Writing for machine readers. The design-to-config translation guide was written for two audiences — engineers and AI coding agents — mapping design patterns (expandable cards, repeating blocks, conditional sections) to the platform's existing config shapes so that generated code lands on real components instead of bespoke one-offs.
Govern
As AI design tools multiplied, I authored the organization's rules-of-engagement playbook: which generator to use for which job, the design system as the quality gate separating "near-shippable" from "throwaway mockup," green-light lanes where PMs can explore without a designer, and hard red lines — novel flows, net-new patterns, and anything shipping to borrowers on regulated mortgage surfaces requires a designer.

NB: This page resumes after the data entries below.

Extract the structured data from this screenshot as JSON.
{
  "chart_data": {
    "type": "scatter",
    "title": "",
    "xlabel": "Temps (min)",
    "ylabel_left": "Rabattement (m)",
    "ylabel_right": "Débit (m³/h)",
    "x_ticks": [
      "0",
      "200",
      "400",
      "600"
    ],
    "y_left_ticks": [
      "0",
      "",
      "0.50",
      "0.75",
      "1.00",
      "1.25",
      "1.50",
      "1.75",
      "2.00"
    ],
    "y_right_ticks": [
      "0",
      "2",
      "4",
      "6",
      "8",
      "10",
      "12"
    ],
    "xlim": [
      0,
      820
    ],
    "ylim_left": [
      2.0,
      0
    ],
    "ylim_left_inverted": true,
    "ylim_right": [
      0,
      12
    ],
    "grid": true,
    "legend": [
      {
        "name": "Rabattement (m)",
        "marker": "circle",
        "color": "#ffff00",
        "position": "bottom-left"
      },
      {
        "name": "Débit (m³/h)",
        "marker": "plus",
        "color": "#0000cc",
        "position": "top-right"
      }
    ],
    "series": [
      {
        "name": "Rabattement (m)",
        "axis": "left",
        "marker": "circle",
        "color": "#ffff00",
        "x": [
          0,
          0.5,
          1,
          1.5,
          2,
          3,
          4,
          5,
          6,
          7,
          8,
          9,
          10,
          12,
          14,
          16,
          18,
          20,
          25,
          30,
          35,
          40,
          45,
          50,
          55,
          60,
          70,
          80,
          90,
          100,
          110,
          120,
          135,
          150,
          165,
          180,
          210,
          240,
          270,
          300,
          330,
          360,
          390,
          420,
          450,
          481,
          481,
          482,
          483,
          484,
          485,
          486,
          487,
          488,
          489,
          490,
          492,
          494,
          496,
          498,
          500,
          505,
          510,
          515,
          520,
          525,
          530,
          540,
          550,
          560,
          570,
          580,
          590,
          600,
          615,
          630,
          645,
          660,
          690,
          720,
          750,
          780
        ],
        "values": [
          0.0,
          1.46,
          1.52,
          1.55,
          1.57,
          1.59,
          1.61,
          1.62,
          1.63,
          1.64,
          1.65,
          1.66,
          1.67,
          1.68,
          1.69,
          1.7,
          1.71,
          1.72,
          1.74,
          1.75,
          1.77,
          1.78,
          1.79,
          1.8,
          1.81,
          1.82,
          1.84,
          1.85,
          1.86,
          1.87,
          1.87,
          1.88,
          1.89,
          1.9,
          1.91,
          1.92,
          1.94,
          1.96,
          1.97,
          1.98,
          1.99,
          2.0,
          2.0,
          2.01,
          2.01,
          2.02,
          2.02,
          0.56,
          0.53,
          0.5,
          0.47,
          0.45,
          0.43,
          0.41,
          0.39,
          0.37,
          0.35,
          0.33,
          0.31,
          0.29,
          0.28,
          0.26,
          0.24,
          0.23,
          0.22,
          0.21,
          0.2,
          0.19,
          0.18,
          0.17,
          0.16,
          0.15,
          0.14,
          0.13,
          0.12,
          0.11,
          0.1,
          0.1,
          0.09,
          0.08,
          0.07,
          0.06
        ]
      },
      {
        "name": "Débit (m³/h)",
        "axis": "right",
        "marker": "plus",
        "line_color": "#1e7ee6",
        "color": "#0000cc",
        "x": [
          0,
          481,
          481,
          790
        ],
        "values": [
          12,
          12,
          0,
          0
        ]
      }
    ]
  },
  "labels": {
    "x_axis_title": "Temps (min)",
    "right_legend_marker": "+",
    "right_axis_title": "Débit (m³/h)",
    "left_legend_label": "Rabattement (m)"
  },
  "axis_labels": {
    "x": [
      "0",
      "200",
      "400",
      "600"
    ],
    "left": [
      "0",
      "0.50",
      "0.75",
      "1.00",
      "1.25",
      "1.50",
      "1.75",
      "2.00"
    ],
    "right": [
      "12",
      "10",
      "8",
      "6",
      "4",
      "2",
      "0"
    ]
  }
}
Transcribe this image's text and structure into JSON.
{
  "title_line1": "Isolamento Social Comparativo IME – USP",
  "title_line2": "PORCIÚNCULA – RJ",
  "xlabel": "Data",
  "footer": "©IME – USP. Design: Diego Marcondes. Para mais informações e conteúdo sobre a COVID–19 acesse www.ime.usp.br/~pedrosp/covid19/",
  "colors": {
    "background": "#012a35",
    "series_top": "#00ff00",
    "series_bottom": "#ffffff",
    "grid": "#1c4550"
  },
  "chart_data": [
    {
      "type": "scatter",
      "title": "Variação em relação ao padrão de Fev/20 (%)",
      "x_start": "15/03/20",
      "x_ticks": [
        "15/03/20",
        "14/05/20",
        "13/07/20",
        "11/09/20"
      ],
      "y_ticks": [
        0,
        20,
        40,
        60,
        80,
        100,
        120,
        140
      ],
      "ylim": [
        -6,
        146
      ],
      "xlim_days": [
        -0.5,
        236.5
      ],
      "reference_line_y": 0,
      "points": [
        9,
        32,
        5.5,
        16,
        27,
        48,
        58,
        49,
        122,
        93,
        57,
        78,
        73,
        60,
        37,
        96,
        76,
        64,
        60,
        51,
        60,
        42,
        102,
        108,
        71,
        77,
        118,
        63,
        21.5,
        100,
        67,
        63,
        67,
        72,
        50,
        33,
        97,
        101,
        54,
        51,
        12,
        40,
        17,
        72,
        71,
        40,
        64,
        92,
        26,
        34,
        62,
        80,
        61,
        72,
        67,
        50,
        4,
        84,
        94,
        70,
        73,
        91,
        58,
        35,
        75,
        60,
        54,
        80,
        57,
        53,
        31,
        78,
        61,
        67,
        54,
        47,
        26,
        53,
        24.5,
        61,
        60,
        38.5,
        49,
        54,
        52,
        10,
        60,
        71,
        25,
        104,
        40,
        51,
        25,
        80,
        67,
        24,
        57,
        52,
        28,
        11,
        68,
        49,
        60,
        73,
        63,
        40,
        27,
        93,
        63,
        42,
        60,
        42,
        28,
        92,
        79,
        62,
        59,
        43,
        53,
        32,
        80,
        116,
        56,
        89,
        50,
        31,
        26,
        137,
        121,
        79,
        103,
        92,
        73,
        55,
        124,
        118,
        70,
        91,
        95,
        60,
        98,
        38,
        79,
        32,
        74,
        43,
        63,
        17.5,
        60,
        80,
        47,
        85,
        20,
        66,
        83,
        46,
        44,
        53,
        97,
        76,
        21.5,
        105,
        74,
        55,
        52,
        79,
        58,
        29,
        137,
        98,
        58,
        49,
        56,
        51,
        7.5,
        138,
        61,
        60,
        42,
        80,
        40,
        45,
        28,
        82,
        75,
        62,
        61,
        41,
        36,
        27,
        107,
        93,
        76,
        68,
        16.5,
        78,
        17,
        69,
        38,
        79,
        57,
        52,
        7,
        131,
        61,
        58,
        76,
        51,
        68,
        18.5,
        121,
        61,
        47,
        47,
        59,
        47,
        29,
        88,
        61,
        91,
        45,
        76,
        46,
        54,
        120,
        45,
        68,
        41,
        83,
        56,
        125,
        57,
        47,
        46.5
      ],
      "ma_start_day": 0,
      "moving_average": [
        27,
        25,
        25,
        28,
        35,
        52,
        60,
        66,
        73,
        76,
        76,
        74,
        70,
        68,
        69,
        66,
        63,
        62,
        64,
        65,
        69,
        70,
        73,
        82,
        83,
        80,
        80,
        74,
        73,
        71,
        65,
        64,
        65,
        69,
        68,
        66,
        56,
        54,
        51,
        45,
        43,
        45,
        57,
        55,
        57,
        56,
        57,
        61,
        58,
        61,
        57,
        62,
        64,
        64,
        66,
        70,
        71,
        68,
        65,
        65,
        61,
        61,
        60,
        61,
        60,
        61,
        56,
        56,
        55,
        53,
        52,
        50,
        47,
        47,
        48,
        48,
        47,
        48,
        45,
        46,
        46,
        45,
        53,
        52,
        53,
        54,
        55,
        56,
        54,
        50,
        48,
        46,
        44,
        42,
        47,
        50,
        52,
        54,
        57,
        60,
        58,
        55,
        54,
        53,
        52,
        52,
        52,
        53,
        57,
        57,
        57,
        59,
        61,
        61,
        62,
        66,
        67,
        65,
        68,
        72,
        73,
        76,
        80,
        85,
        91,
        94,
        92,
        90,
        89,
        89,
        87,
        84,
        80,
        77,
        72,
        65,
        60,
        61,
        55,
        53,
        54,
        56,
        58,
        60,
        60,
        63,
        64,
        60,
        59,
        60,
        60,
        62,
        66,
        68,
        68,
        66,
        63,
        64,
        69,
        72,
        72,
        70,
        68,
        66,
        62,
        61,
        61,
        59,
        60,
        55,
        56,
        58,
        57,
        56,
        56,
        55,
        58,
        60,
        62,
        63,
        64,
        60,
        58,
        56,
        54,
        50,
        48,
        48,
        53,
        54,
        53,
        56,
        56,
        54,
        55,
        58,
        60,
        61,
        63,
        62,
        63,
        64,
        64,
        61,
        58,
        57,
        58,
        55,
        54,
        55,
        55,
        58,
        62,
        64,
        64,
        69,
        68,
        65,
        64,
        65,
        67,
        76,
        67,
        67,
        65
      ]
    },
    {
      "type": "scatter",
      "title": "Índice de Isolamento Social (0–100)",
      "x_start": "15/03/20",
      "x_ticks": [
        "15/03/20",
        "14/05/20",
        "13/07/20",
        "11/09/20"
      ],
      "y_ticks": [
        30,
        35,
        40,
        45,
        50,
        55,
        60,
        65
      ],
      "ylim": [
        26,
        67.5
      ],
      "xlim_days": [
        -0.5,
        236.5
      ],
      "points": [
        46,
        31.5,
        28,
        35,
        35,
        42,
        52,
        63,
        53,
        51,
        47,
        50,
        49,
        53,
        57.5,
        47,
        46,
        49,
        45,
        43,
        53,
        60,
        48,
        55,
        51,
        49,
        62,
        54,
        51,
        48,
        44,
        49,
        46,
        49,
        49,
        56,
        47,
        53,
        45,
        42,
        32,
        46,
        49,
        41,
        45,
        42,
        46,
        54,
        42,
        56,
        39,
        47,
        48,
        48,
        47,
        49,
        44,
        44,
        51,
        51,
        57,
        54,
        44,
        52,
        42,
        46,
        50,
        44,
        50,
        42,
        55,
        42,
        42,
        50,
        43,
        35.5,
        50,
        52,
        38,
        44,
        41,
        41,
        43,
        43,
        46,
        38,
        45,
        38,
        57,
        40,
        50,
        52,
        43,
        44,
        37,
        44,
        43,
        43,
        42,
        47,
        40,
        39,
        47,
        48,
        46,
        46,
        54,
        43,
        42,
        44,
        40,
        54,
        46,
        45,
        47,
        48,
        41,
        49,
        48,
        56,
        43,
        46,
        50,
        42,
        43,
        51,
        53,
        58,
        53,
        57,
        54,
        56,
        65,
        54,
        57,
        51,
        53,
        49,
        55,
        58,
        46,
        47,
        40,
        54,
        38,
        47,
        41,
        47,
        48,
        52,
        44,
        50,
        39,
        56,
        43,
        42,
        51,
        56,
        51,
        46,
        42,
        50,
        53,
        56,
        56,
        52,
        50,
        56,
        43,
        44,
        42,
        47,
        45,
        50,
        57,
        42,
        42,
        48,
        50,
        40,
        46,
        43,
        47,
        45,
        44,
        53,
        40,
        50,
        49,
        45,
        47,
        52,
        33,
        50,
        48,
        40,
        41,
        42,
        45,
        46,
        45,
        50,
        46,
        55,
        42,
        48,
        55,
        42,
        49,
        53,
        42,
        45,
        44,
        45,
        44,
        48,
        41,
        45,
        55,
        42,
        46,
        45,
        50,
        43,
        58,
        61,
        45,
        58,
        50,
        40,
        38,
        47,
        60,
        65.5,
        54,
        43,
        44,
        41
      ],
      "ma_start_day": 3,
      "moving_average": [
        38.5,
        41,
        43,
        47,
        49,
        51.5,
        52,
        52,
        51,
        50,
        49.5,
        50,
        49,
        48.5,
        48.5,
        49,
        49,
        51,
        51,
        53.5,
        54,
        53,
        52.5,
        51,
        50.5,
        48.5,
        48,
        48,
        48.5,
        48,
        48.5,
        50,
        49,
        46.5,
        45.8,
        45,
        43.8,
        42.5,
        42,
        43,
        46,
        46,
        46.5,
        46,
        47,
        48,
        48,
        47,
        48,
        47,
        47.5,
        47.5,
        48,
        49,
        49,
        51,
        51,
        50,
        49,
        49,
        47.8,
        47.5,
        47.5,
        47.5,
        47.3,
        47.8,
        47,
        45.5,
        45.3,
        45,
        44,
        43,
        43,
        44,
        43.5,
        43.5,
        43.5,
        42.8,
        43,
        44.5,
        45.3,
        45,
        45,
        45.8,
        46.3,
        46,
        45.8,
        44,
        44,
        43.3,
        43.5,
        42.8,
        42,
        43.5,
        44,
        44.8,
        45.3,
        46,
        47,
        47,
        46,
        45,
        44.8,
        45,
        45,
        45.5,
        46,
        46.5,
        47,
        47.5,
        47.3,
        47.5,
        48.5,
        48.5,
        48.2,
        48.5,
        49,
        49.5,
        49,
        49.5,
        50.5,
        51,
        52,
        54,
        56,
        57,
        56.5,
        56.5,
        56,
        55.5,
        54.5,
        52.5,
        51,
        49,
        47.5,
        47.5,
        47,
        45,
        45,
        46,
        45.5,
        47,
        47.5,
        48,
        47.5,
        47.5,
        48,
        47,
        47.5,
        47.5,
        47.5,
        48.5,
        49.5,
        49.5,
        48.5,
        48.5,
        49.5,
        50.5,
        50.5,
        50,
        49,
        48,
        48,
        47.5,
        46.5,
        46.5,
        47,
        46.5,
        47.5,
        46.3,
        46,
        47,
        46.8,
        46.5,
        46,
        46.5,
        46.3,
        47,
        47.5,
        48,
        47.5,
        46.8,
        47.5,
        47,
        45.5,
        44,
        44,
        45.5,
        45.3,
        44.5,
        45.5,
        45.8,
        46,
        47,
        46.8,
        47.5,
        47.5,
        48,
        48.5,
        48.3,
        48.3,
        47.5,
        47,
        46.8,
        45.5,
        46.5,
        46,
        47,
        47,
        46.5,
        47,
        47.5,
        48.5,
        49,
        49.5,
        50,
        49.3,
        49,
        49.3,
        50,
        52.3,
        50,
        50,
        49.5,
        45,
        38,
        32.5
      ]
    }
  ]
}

The honest boundary-setting mattered as much as the advocacy: AI-generated design stayed exploration-only until it could be grounded in our system, and I said so plainly to leadership.
The result: one designer kept pace with an engineering organization at a 1:20 designer-to-engineer ratio — not by working more hours, but by automating the repeatable and reserving judgment for the novel.
Outcomes
Borrowers answer questions once. The guided application pre-fills everything previously collected; credit lives in one place, ending duplicate pulls.
One call instead of many. The guided workflow targets 90%+ information capture on the first call, with strong positive feedback from loan teams on reduced friction.
From alpha to three new loan products. The conditional-flow architecture extended from conventional refinance to FHA, VA, and HELOC without redesigning the system.
Engineering velocity. Shared components meant new forms shipped with zero component rebuild; the design-to-config guide reduced implementation back-and-forth.
A shared map of the business. The workflow documentation became the reference product, engineering, and sales leadership used to sequence the platform roadmap.
What I Learned
Domain depth is a design tool. The most valuable design artifact in this project was a field mapping spreadsheet-style audit, not a screen. Understanding mortgage mechanics — credit, pricing, AUS, disclosures — is what let me design a system where information flows instead of evaporating.
Design the data continuity, then the screens. "Don't make the borrower repeat themselves" is a system problem that needed to be solved at scale.
When you're the only designer, systems are survival. Component libraries, translation guides, and documented decisions are how one designer supports an entire platform — and how the work outlives any single project.